"Let each man exercise the art he knows"
About this Quote
Athenian democracy loved to flatter itself as government by the people; Aristophanes loved to point out how often it was government by whoever was loudest. "Let each man exercise the art he knows" lands as a tidy piece of common sense, but it’s also a jab at the city’s favorite vice: letting amateurs run the show, then acting shocked when the results look amateur.
In Aristophanes’ world, "art" (techne) isn’t just painting or poetry. It’s craft, expertise, the hard-earned competence of the specialist. The line carries the sneer of a playwright who watched generals, demagogues, jurors, and self-appointed sages perform outside their lane with civic consequences. It’s a conservative instinct dressed up as practicality: respect the worker, distrust the charlatan, stop mistaking confidence for capacity.

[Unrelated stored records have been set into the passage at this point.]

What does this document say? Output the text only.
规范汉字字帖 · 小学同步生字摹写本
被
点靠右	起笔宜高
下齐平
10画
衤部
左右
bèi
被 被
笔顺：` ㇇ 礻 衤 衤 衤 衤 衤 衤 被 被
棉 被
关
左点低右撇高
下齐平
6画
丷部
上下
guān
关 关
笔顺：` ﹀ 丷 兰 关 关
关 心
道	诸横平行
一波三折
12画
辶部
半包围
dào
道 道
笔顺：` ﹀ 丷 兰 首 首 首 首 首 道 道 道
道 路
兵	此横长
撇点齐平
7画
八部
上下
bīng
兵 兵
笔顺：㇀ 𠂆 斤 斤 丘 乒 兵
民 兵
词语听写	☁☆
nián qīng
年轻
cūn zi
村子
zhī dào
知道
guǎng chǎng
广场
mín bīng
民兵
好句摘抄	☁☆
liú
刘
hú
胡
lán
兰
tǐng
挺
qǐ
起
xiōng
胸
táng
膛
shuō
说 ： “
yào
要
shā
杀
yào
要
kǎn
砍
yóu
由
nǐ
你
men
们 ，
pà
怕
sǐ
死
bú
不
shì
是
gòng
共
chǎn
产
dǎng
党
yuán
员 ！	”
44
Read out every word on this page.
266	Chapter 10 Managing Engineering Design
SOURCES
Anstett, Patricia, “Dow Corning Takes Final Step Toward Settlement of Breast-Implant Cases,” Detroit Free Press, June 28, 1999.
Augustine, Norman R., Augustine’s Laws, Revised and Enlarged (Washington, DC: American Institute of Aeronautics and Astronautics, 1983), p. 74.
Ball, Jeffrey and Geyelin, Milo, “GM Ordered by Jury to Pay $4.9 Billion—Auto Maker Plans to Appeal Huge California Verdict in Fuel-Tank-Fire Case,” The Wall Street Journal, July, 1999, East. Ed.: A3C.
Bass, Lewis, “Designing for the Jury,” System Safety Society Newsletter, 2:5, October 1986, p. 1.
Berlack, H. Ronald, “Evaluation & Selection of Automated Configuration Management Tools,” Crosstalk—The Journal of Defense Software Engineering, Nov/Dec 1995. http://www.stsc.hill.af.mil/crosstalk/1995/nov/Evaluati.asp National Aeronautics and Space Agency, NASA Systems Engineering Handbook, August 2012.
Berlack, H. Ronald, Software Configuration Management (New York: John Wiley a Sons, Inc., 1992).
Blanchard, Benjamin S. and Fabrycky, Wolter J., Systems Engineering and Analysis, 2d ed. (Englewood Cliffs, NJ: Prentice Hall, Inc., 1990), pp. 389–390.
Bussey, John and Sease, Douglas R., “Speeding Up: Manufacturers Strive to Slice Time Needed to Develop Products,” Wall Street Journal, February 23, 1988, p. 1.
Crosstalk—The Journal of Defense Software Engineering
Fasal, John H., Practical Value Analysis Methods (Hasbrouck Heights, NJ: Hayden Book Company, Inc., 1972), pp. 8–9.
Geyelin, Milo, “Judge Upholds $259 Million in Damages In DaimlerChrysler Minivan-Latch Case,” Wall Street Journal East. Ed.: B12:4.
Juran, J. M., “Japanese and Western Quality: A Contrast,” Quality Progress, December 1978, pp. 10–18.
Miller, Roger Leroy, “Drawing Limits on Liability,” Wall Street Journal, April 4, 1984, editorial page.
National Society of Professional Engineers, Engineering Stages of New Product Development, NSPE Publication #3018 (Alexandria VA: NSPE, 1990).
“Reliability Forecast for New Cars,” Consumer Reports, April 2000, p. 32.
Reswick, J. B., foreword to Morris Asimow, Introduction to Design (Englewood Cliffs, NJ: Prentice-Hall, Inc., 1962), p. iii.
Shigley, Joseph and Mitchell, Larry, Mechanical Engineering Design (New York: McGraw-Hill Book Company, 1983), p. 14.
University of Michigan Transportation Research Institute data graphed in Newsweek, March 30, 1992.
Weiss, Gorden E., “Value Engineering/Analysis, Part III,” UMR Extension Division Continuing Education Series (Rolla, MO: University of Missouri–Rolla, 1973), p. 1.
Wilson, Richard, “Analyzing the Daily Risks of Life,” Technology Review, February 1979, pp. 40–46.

The subtext is sharper because Aristophanes is himself a professional in the business of calling out other people’s performances. His comedies thrive on role reversal and imposture: politicians playing philosopher, philosophers playing moral police, citizens playing statesmen. A line like this doubles as both instruction and punchline, because Athens is precisely the place where everyone insists they "know" how to do everything - especially rule.
Read today, it feels eerily contemporary: a culture that treats expertise as elitism until the bridge collapses, the policy fails, the trial becomes theater. Aristophanes isn’t offering a technocrat’s manifesto so much as a satirist’s warning: societies don’t just suffer from bad leaders; they suffer from the audience that keeps applauding bad acts.
In Aristophanes’ world, "art" (techne) isn’t just painting or poetry. It’s craft, expertise, the hard-earned competence of the specialist. The line carries the sneer of a playwright who watched generals, demagogues, jurors, and self-appointed sages perform outside their lane with civic consequences. It’s a conservative instinct dressed up as practicality: respect the worker, distrust the charlatan, stop mistaking confidence for capacity.
The subtext is sharper because Aristophanes is himself a professional in the business of calling out other people’s performances. His comedies thrive on role reversal and imposture: politicians playing philosopher, philosophers playing moral police, citizens playing statesmen. A line like this doubles as both instruction and punchline, because Athens is precisely the place where everyone insists they "know" how to do everything - especially rule.
Read today, it feels eerily contemporary: a culture that treats expertise as elitism until the bridge collapses, the policy fails, the trial becomes theater. Aristophanes isn’t offering a technocrat’s manifesto so much as a satirist’s warning: societies don’t just suffer from bad leaders; they suffer from the audience that keeps applauding bad acts.